Pour faire face à l’effondrement de 47% des ventes de pompes à chaleur au premier semestre 2024, la principale association qui représente le secteur à Bruxelles préconise des mesures d’incitation pour stimuler la demande européenne et faire face aux concurrents étrangers.
En 2022, les entreprises européennes avaient vendu trois millions de pompes à chaleur, contre un million en 2016, un record pour ce secteur en pleine croissance. Les pompes à chaleur permettent un chauffage et une climatisation propres et participent à la transition climatique de l’Union européenne (UE).
Mais en 2023, le secteur est entré en crise et les ventes se sont rétractées.
La tendance est encore plus mauvaise pour 2024, selon les données recueillies par l’association EHPA, avec une baisse des ventes de 47% au premier semestre. Le secteur devrait ainsi écouler moins de 1,5 millions de pièces cette année, un niveau qui n’a pas été atteint depuis 2019.
Un début difficile donc pour Paul Kenny, ancien conseiller du ministre irlandais de l’Énergie et nouveau directeur de l’EHPA, qui a pris ses fonctions le 1er septembre dernier.
« La situation n’est pas bonne du tout », confirme-t-il à Euractiv, attribuant la chute des ventes à quatre principaux facteurs : le manque d’installateurs qualifiés, des prix de l’électricité trop élevés par rapport à ceux du gaz, un « parcours client » trop compliqué et un investissement financier trop important pour s’équiper.
« Les gens qui n’ont pas de pompe à chaleur et qui en veulent une font face à chaîne d’approvisionnement vraiment médiocre », ajoute-t-il.
La menace chinoise
Selon l’Agence internationale de l’énergie (AIE), l’Europe représente 20% de la production mondiale de pompes à chaleur et ce pourcentage devrait atteindre 30% d’ici 2030, en raison des investissements annoncés pour soutenir le marché intérieur de l’Union.

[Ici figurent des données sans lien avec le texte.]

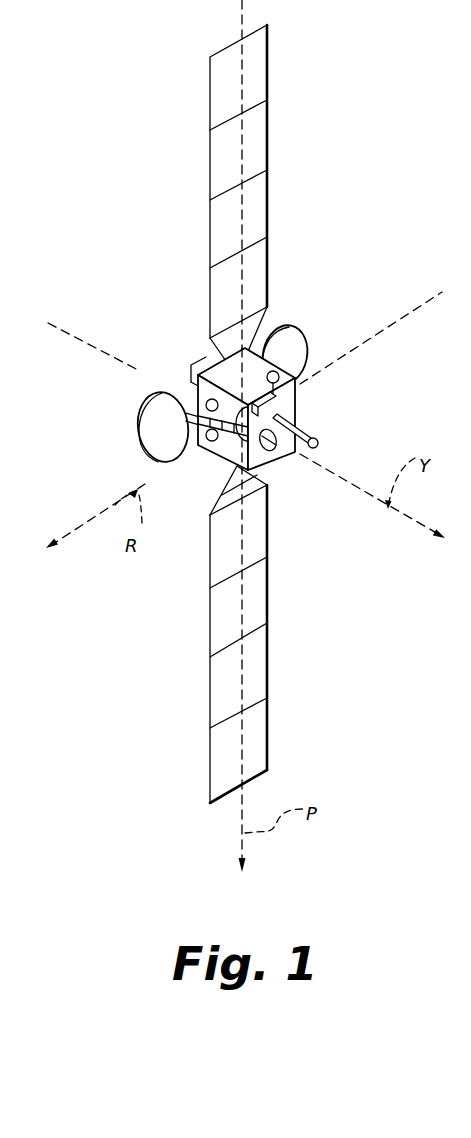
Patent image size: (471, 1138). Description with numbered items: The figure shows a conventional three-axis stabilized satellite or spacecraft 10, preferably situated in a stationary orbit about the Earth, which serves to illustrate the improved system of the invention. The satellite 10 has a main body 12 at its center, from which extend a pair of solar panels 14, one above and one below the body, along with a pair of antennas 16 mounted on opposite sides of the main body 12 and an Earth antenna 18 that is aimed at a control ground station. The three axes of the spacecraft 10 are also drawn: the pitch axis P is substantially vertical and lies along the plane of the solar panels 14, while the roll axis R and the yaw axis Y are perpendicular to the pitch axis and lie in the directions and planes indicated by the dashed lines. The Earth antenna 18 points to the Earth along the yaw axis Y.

The three-axis stabilized satellite 10 is at (140, 272).
The main body 12 is at (300, 395).
The solar panels 14 is at (260, 197).
The antennas 16 is at (157, 415).
The Earth antenna 18 is at (313, 438).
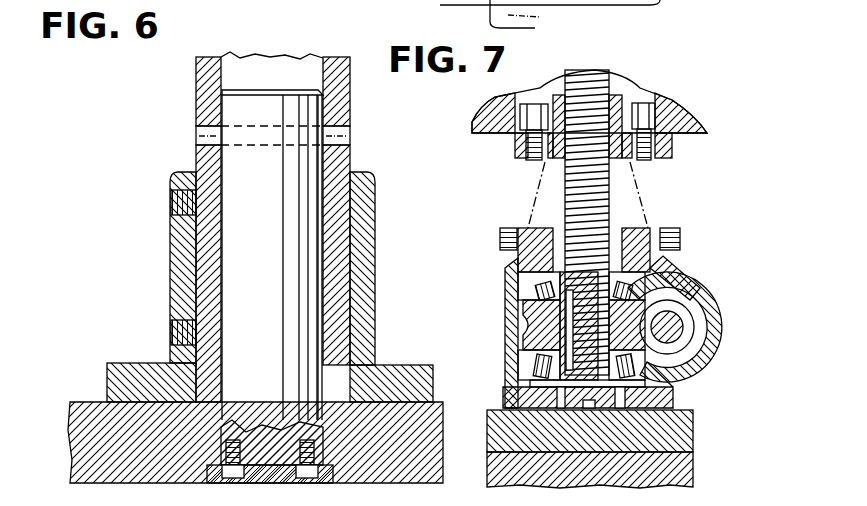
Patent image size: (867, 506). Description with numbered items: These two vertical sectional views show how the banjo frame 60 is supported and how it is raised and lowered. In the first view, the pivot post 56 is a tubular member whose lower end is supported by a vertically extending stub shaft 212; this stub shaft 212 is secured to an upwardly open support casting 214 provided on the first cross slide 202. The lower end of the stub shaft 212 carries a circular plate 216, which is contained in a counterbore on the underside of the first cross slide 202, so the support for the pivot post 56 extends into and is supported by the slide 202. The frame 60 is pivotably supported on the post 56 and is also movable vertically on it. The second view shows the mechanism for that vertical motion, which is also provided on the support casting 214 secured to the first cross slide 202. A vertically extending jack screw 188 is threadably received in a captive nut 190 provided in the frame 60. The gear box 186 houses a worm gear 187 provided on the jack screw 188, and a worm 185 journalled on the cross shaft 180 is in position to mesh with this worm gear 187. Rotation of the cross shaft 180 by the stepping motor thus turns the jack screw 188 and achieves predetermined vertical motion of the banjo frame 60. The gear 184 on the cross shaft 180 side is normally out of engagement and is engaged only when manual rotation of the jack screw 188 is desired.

In FIG. 6, the pivot post 56 is at (205, 108).
In FIG. 7, the banjo shaped frame 60 is at (680, 112).
In FIG. 7, the cross shaft 180 is at (670, 328).
In FIG. 7, the second gear 184 is at (550, 22).
In FIG. 7, the worm 185 is at (677, 312).
In FIG. 7, the gear box 186 is at (672, 303).
In FIG. 7, the worm gear 187 is at (530, 325).
In FIG. 7, the jack screw 188 is at (565, 188).
In FIG. 7, the captive nut 190 is at (665, 150).
In FIG. 6, the first cross slide 202 is at (95, 405).
In FIG. 7, the first cross slide 202 is at (680, 470).
In FIG. 6, the stub shaft 212 is at (250, 90).
In FIG. 6, the support casting 214 is at (183, 262).
In FIG. 7, the support casting 214 is at (672, 432).
In FIG. 6, the circular plate 216 is at (268, 430).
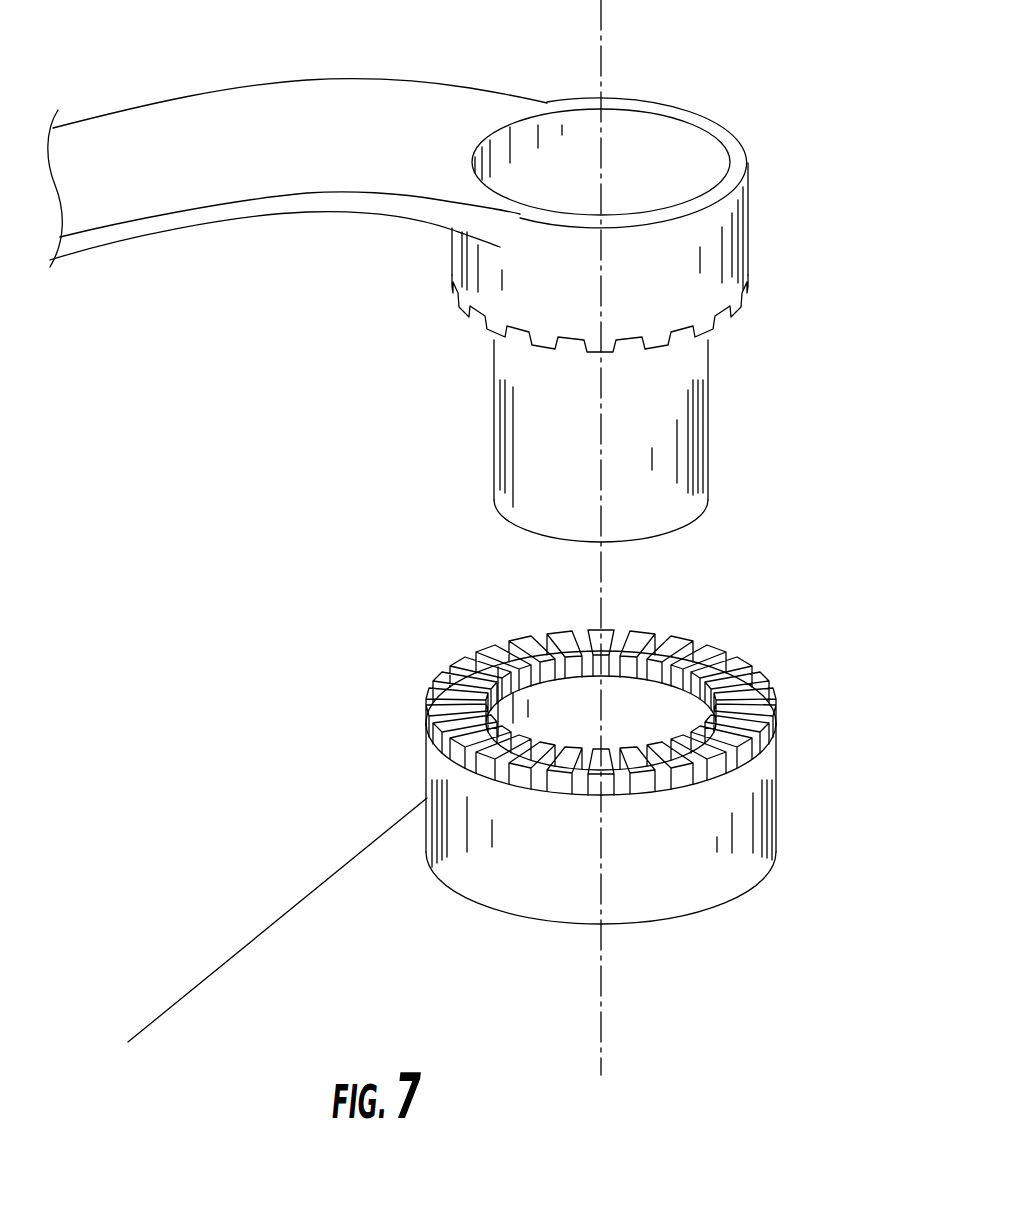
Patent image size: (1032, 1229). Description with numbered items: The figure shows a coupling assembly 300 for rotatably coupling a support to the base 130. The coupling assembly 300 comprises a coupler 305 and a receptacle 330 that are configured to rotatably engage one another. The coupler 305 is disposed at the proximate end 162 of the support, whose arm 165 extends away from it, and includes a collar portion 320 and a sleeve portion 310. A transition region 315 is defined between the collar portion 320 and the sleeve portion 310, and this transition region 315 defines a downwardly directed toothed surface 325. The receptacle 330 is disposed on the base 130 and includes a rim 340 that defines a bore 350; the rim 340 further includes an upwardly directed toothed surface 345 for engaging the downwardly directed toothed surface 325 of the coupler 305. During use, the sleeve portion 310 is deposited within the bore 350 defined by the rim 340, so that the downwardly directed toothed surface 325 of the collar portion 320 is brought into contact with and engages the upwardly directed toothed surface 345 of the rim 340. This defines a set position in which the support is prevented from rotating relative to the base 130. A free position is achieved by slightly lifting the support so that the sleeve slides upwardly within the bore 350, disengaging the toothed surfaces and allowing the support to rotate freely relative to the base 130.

The base 130 is at (313, 933).
The proximate end 162 is at (630, 80).
The arm 165 is at (337, 95).
The coupling assembly 300 is at (222, 698).
The coupler 305 is at (590, 271).
The sleeve portion 310 is at (682, 440).
The transition region 315 is at (606, 441).
The collar portion 320 is at (730, 250).
The downwardly directed toothed surface 325 is at (462, 318).
The receptacle 330 is at (621, 748).
The rim 340 is at (740, 833).
The upwardly directed toothed surface 345 is at (783, 683).
The bore 350 is at (522, 712).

À l’instar d’autres technologies propres, les producteurs de pompes à chaleur craignent cependant que la concurrence chinoise ne grignote leurs parts de marché. « Tous nos fabricants doivent être compétitifs, mais il faut que la concurrence soit équitable, et c’est la question que nous devons poser à l’Europe », explique encore Paul Kenny.
Mais compte tenu de la complexité des chaînes d’approvisionnement dans le monde, « même les membres de l’EHPA qui produisent en Europe ont probablement un certain nombre de composants qui viennent de Chine », ajoute-t-il.
Selon le lobbyiste, la Chine dispose d’un marché intérieur qui favorise l’innovation et créé une pression concurrentielle très forte. « Ce que l’Europe doit apprendre, c’est que pour avoir des fabricants européens, il faut avoir des clients européens », continue-t-il.
Planifier l’avenir
Bruxelles avait travaillé sur un plan d’action prévu pour fin 2023, afin de stimuler la demande de pompes à chaleur en Europe. Mais un projet de loi allemand visant à rendre ces dernières obligatoires à partir de 2024 avait ébranlé la fragile coalition gouvernementale outre-Rhin, et le plan avait été retiré de l’agenda de l’UE.
« C’était une politique vraiment stupide et dangereuse », commente Paul Kenny, qui considère que les gouvernements devraient recourir à des mesures incitatives, pas à des obligations.
À l’avenir, Paul Kenny souhaite fournir des conseils précis aux États membres de l’UE, afin de stimuler l’acquisition de pompes à chaleur et il promet une analyse « beaucoup plus détaillée et granulaire » sur « les tâches réelles qui doivent être accomplies dans chaque pays, dans chaque juridiction ».
Il est convaincu que le nouvel exécutif de l’Union sera attentif à ses recomendations.
« J’ai passé du temps avec Wopke [Hoesktra], […] avec Teresa Ribera, […] avec Dan Jørgensen. Aucun d’entre eux ne pense que la réponse à nos problèmes réside dans un accord gazier avec quatre autres pays », a-t-il conclu, faisant allusion aux récents accords conclus avec l’Azerbaïdjan et le Qatar.